El Zorrino, ubicado de frente hacia la entrada con el catálogo “Los números soñados de la quiniela”, solía servirle de campana a Carnero, por lo que le retribuía el favor con una jugada gratuita cada día. El Zorrino le hacía una seña levantando las cejas tipo As de espadas como en el truco cada vez que entraba un desconocido sospechoso de ser policía de civil. Carnero, que también conocía a los “policías compinches”, tenía unas milésimas de segundos para decidir si se tragaba los papelitos o si seguía levantando quiniela como si nada.

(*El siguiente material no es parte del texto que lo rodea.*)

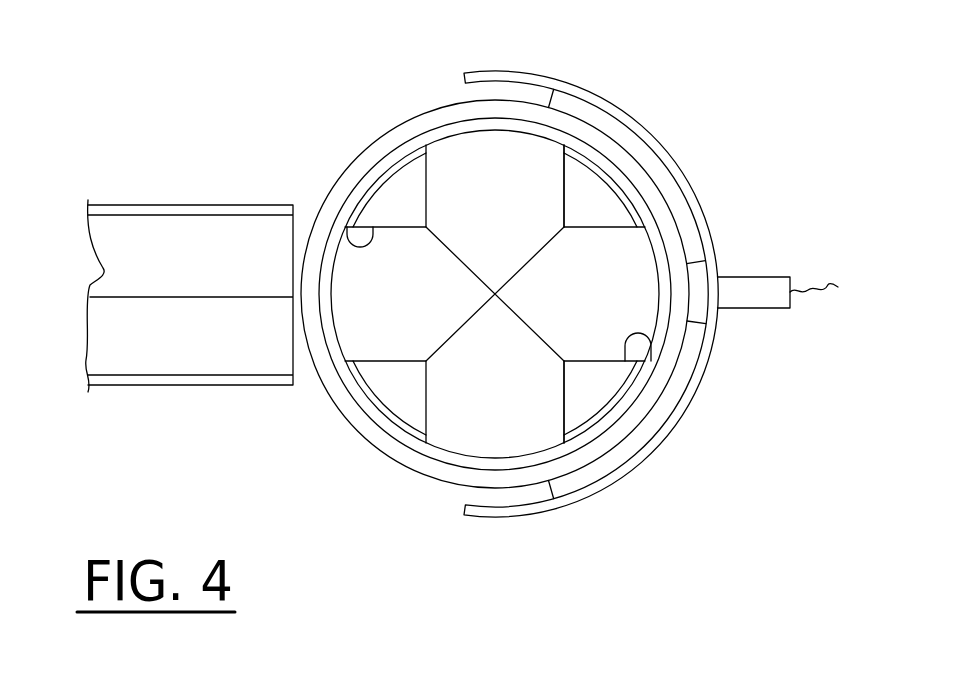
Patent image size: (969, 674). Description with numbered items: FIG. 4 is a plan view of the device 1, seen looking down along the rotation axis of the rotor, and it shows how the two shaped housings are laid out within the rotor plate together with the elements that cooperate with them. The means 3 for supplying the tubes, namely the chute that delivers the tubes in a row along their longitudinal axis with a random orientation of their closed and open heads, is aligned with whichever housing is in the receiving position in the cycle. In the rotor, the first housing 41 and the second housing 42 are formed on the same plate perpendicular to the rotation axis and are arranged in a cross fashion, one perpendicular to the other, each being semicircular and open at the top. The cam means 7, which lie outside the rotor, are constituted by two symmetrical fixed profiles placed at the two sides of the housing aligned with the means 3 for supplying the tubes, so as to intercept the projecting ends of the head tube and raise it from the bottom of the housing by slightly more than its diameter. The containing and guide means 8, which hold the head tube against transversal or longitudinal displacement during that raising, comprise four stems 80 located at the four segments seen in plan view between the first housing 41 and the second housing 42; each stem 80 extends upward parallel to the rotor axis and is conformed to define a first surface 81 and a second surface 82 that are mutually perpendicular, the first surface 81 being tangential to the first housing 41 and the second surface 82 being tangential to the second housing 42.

Un viernes casi al mediodía cuando las apuestas estaban desorbitadas, el Zorrino le hizo una seña exagerada a Carnero como que algún policía había traspasado el umbral. Presintiéndose detrás de las rejas, Carnero se metió un puñado gigante de papelitos en la boca y sin masticar una sola vez pegó un trago de ojos cerrados que le arañó la garganta. Atragantado, con los ojos salientes y con arcadas intermitentes, se comenzó a doblar como contorsionista de circo. Galera, desternillándose a carcajada limpia, se apiadó de Carnero y trató de levantarlo por la espalda, aunque solo pudo darle unas fuertes palmadas porque sus brazos no alcanzaron para abrazarle toda la circunferencia. Unos vasos de agua más tarde, Carnero ya recompuesto, pero todavía echando humo, volteó hacia el Zorrino: “¡hijo de tu madre! Se te acabó la quiniela”.

La frase cayó como bálsamo para mitigar el susto de la asfixia y certificar que Carnero estaba bien. Pero en menos de un segundo, todos se desahogaron con unas carcajadas tan fuertes como rugido del Vesubio en erupción que retumbaron en toda la cuadra.